More often than not, the burden to resolve the theft of medical records—such as in the case of “thedarkoverlord”—rests with the patient. According to Ponenom Institute’s Fifth Annual Study on Medical Identity Theft, “[s]ixty-five percent of medical identity theft victims […] had to pay an average of $13,500 to resolve the crime.” The heavy financial burden and continued attacks directly affect the public’s concern for its privacy. In 2015, 68% of patients were not confident that their healthcare providers could protect their medical records from loss or theft.

To prevent and combat security concerns, lawmakers have enacted regulations “to protect the privacy of individuals’ health information while allowing covered entities to adopt new technologies to improve the quality and efficiency of patient care.” These competing interests have become more difficult to balance with the increasing reliance on EHRs and thus the increasing opportunity to steal data.

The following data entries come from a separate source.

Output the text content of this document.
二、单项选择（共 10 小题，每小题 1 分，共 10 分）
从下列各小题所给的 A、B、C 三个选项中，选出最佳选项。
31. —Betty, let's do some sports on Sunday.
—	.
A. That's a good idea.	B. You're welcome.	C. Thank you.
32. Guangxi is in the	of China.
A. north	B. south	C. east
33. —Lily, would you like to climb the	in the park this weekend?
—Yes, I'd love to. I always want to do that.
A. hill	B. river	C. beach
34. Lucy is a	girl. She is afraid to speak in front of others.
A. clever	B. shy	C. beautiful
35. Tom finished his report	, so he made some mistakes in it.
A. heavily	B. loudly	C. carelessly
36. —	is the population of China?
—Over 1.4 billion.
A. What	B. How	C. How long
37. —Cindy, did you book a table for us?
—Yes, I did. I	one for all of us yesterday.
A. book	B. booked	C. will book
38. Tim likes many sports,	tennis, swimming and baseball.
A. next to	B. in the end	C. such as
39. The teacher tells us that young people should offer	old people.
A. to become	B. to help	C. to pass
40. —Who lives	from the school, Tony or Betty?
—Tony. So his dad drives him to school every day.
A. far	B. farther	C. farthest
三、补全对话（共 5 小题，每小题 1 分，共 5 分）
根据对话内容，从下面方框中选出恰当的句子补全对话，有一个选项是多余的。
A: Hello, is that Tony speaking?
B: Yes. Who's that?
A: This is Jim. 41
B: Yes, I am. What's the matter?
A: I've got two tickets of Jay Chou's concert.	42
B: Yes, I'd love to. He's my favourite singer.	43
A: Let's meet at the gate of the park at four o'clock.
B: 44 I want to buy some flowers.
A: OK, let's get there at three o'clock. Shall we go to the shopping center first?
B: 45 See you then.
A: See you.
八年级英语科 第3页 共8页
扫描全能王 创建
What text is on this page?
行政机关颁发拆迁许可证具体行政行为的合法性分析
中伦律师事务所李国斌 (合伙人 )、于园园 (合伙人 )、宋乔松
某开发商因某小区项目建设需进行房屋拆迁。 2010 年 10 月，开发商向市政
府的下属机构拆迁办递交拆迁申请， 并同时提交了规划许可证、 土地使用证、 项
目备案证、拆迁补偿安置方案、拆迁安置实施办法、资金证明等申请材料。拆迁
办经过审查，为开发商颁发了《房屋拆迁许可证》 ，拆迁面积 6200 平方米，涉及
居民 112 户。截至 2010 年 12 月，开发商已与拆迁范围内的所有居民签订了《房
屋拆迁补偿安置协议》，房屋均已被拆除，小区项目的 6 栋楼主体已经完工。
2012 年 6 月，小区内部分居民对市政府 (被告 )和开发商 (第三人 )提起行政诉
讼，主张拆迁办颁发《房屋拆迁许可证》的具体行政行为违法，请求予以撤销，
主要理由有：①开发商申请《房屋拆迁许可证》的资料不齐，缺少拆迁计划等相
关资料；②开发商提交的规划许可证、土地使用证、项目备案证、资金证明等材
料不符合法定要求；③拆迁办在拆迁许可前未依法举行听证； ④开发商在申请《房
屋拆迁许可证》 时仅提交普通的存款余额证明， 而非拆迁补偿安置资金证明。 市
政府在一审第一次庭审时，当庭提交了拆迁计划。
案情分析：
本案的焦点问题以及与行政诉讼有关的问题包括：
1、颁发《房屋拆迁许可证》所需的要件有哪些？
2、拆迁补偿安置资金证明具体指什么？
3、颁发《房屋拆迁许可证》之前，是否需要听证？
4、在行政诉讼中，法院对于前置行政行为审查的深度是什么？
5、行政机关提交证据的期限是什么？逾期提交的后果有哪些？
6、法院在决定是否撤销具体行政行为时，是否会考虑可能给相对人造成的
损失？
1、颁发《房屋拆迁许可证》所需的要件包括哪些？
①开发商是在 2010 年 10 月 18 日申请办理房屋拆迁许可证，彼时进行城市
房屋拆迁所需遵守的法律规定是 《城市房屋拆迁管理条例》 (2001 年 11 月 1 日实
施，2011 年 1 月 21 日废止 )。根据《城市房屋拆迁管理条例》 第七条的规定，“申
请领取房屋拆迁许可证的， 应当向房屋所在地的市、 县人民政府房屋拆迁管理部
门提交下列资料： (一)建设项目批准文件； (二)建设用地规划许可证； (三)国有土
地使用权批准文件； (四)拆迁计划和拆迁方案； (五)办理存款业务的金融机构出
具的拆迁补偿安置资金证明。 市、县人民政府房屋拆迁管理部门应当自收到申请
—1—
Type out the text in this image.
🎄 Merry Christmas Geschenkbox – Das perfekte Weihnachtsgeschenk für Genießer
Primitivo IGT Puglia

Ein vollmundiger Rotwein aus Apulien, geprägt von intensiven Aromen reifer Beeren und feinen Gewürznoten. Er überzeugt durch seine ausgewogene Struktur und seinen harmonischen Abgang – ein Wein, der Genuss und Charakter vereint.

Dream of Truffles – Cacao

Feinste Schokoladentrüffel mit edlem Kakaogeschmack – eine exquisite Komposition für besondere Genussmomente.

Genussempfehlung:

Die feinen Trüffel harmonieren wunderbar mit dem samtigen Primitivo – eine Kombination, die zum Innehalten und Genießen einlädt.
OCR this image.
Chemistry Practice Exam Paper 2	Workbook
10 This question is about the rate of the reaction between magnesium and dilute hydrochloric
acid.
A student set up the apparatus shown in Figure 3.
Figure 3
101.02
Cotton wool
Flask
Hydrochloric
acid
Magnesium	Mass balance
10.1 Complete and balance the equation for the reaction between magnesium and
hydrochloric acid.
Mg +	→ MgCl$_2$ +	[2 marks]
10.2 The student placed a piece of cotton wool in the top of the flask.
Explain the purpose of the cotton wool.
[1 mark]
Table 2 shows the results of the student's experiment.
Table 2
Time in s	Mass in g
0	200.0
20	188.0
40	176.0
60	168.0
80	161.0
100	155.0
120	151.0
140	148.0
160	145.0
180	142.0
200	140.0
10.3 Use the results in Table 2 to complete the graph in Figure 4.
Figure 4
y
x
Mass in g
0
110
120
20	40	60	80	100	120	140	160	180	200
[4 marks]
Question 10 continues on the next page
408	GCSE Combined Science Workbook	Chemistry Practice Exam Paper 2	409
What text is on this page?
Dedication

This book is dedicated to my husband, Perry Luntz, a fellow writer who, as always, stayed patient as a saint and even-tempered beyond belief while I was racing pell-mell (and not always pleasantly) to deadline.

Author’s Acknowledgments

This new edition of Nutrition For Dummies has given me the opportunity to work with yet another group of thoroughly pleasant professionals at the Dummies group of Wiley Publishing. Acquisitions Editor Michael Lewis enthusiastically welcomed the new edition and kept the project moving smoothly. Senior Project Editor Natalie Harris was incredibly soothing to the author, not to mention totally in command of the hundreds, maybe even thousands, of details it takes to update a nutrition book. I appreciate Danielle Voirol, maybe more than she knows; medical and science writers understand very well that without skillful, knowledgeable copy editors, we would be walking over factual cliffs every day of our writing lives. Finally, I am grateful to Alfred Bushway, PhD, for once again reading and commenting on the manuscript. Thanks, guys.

The Health Insurance Portability and Accountability Act (HIPAA) has been the cornerstone legislation on health-data privacy and holds organizations responsible for breaches of data it protects, yet major data breaches still occur through company oversight. In an attempt to incentivize private entities to keep cybersecurity frameworks up to date, Ohio recently passed a law that creates a safe harbor against tort claims for companies who are victims of a data breach. In order to take advantage of this law, companies must comply with the strict state-mandated security framework criteria. Ohio’s innovative approach to cybersecurity enforcement aims to encourage all businesses to implement cybersecurity programs tailored to protect sensitive information while still allowing for technologies to improve.

When President Bush called for implementing EHRs in 2004, he—nor anyone—could have predicted the scale of the current data breaches. A healthcare system reliant upon EHRs is new territory for the health industry and will continue to draw in those who wish to steal its data. However, with continued reliance upon the protections of our regulations such as HIPPA and innovative methods to incentivize a high level of cybersecurity in the private sector, we can feel secure in our progress towards the future that EHRs can provide.